En quatrième lieu, aux termes de l’article L. 721-3 du code de l’entrée et du séjour des étrangers et du droit d’asile : « L’autorité administrative fixe, par une décision distincte de la décision d’éloignement, le pays à destination duquel l’étranger peut être renvoyé en cas d’exécution d’office d’une décision portant obligation de quitter le territoire français (…) ». Aux termes de l’article L. 721-4 du même code : « Un étranger ne peut être éloigné à destination d’un pays s’il établit que sa vie ou sa liberté y sont menacées ou qu’il y est exposé à des traitements contraires aux stipulations de l’article 3 de la Convention européenne de sauvegarde des droits de l’homme et des libertés fondamentales du 4 novembre 1950 ». Aux termes de l’article 3 de la convention européenne de sauvegarde des droits de l’homme et des libertés fondamentales : « Nul ne peut être soumis à la torture ni à des peines ou traitements inhumains ou dégradants ».
M. C… soutient que la décision fixant le pays de destination méconnaît les stipulations et dispositions citées au point précédent dès lors qu’il craint aujourd’hui encore pour sa vie en cas de retour au Bangladesh du fait des opinions politiques qui lui sont imputées. Toutefois, il n’apporte aucune argumentation ni aucune pièce justificative à l’appui de ses allégations, alors que sa demande d’asile a été rejetée comme indiqué précédemment par la Cour nationale du droit d’asile.

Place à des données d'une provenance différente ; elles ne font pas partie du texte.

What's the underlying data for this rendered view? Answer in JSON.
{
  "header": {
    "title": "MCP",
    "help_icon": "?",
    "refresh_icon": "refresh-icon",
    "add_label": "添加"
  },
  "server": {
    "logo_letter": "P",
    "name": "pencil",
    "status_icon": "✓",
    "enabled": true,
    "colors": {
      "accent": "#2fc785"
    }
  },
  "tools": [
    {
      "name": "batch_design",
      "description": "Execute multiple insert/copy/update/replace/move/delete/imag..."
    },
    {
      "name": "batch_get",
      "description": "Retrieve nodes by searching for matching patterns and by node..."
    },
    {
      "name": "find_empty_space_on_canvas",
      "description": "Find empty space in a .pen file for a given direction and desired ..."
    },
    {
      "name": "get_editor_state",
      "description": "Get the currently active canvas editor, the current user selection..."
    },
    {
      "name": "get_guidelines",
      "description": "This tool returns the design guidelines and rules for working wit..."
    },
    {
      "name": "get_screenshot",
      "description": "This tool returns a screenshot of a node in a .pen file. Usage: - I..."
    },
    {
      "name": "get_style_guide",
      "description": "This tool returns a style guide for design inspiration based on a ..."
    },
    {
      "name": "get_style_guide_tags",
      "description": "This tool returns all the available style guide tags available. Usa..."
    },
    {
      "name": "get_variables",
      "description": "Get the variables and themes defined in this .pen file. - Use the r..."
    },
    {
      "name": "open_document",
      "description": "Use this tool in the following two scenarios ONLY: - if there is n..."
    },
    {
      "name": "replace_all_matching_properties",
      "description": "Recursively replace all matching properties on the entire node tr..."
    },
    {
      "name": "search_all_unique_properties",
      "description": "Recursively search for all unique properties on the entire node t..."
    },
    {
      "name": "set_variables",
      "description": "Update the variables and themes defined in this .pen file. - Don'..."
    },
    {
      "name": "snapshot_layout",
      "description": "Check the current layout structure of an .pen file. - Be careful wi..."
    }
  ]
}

Le moyen tiré de la méconnaissance des stipulations de l’article 3 de la convention européenne de sauvegarde des droits de l’homme et des libertés fondamentales et des dispositions de l’article L. 721-4 du code de l’entrée et du séjour des étrangers et du droit d’asile doit ainsi être écarté.
Il résulte de tout ce qui précède que les conclusions tendant à l’annulation de l’arrêté de la préfète du Val-de-Marne en date du 26 septembre 2024 doivent être rejetées. Par voie de conséquence, les conclusions aux fins d’injonction et d’astreinte, ainsi que celles présentées au titre des frais de justice, doivent également être rejetées.
D E C I D E :
Article 1er : Il n’y a pas lieu de statuer sur les conclusions de M. C… tendant à obtenir l’aide juridictionnelle provisoire.

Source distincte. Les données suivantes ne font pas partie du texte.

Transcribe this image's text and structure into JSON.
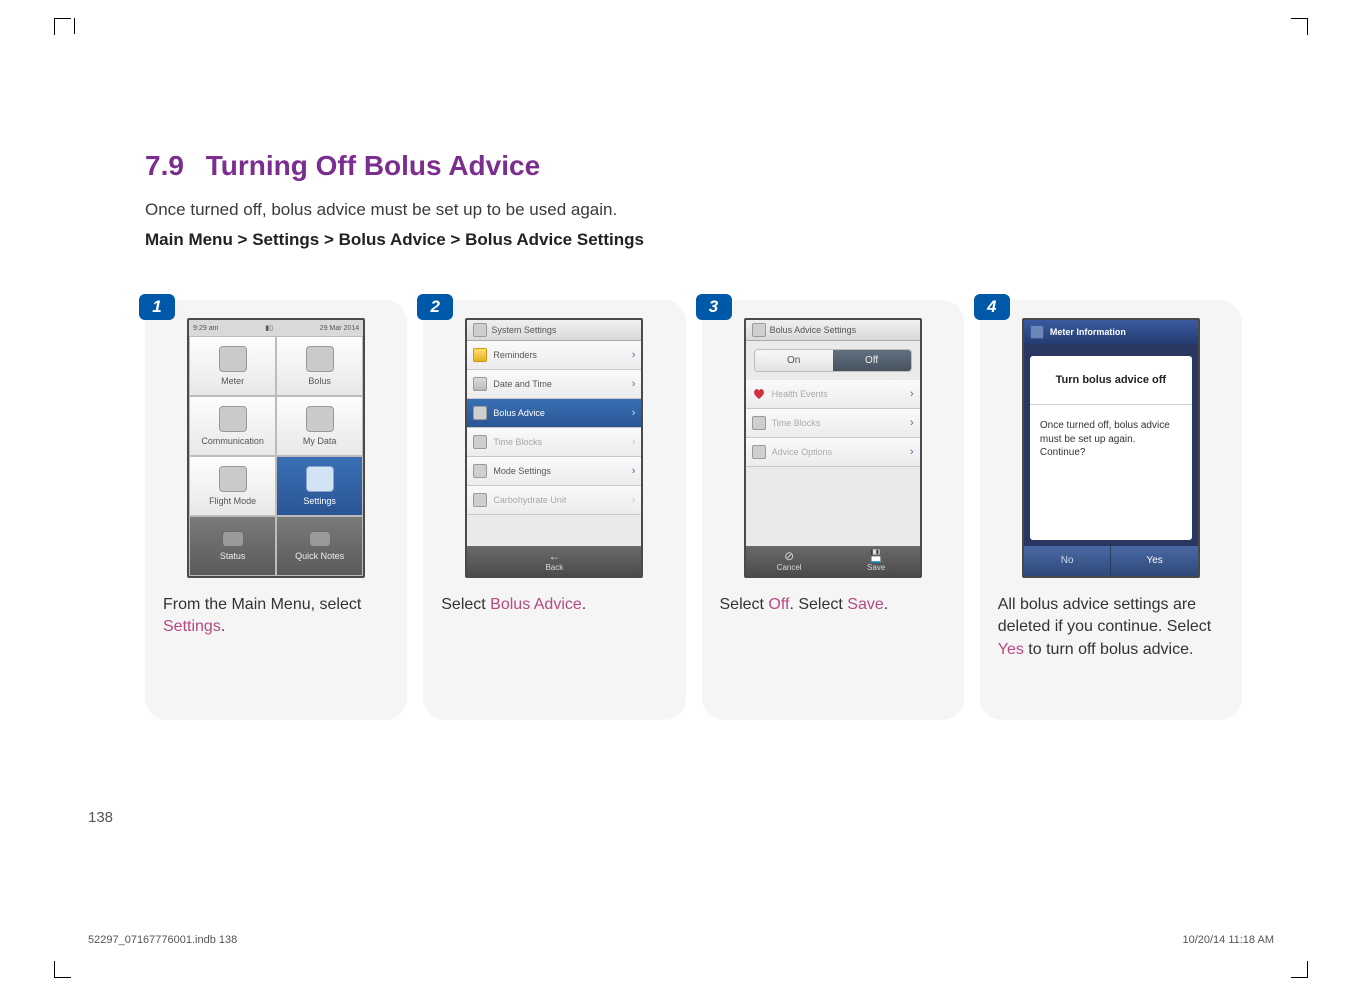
{
  "section": {
    "number": "7.9",
    "title": "Turning Off Bolus Advice"
  },
  "intro": "Once turned off, bolus advice must be set up to be used again.",
  "breadcrumb": "Main Menu > Settings > Bolus Advice > Bolus Advice Settings",
  "page_number": "138",
  "footer_left": "52297_07167776001.indb   138",
  "footer_right": "10/20/14   11:18 AM",
  "steps": [
    {
      "num": "1",
      "statusbar": {
        "time": "9:29 am",
        "date": "29 Mar 2014"
      },
      "menu": [
        {
          "label": "Meter"
        },
        {
          "label": "Bolus"
        },
        {
          "label": "Communication"
        },
        {
          "label": "My Data"
        },
        {
          "label": "Flight Mode"
        },
        {
          "label": "Settings",
          "hl": true
        },
        {
          "label": "Status",
          "dark": true
        },
        {
          "label": "Quick Notes",
          "dark": true
        }
      ],
      "caption_pre": "From the Main Menu, select ",
      "caption_hl": "Settings",
      "caption_post": "."
    },
    {
      "num": "2",
      "header": "System Settings",
      "rows": [
        {
          "label": "Reminders",
          "icon": "bell"
        },
        {
          "label": "Date and Time",
          "icon": "clock"
        },
        {
          "label": "Bolus Advice",
          "sel": true,
          "icon": "bolus"
        },
        {
          "label": "Time Blocks",
          "dis": true,
          "icon": "blocks"
        },
        {
          "label": "Mode Settings",
          "icon": "mode"
        },
        {
          "label": "Carbohydrate Unit",
          "dis": true,
          "icon": "carb"
        }
      ],
      "footer_btn": "Back",
      "caption_pre": "Select ",
      "caption_hl": "Bolus Advice",
      "caption_post": "."
    },
    {
      "num": "3",
      "header": "Bolus Advice Settings",
      "seg": {
        "on": "On",
        "off": "Off"
      },
      "rows": [
        {
          "label": "Health Events",
          "icon": "heart"
        },
        {
          "label": "Time Blocks",
          "icon": "blocks"
        },
        {
          "label": "Advice Options",
          "icon": "advice"
        }
      ],
      "footer": {
        "cancel": "Cancel",
        "save": "Save"
      },
      "caption_pre": "Select ",
      "caption_hl": "Off",
      "caption_mid": ". Select ",
      "caption_hl2": "Save",
      "caption_post": "."
    },
    {
      "num": "4",
      "title": "Meter Information",
      "heading": "Turn bolus advice off",
      "message": "Once turned off, bolus advice must be set up again. Continue?",
      "no": "No",
      "yes": "Yes",
      "caption_pre": "All bolus advice settings are deleted if you continue. Select ",
      "caption_hl": "Yes",
      "caption_post": " to turn off bolus advice."
    }
  ]
}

Article 2 : Le surplus des conclusions de la requête présentée par M. C… est rejeté.
Article 3 : Le présent jugement sera notifié à M. A… C…, à Me Goujon et au préfet du Val-de-Marne.
Copie en sera délivrée au ministre de l’intérieur.
Délibéré après l’audience du 18 mars 2026, à laquelle siégeaient :
M. Le Broussois, président,
M. Meyrignac, premier conseiller,
Mme Jean, première conseillère.
Rendu public par mise à disposition au greffe le 1er avril 2026.
Le rapporteur,
P. MeyrignacLe président,
N. Le Broussois
La greffière,
C. Rouillard
La République mande et ordonne au préfet du Val-de-Marne en ce qui le concerne ou à tous commissaires de justice à ce requis en ce qui concerne les voies de droit commun contre les parties privées de pourvoir à l’exécution du présent jugement.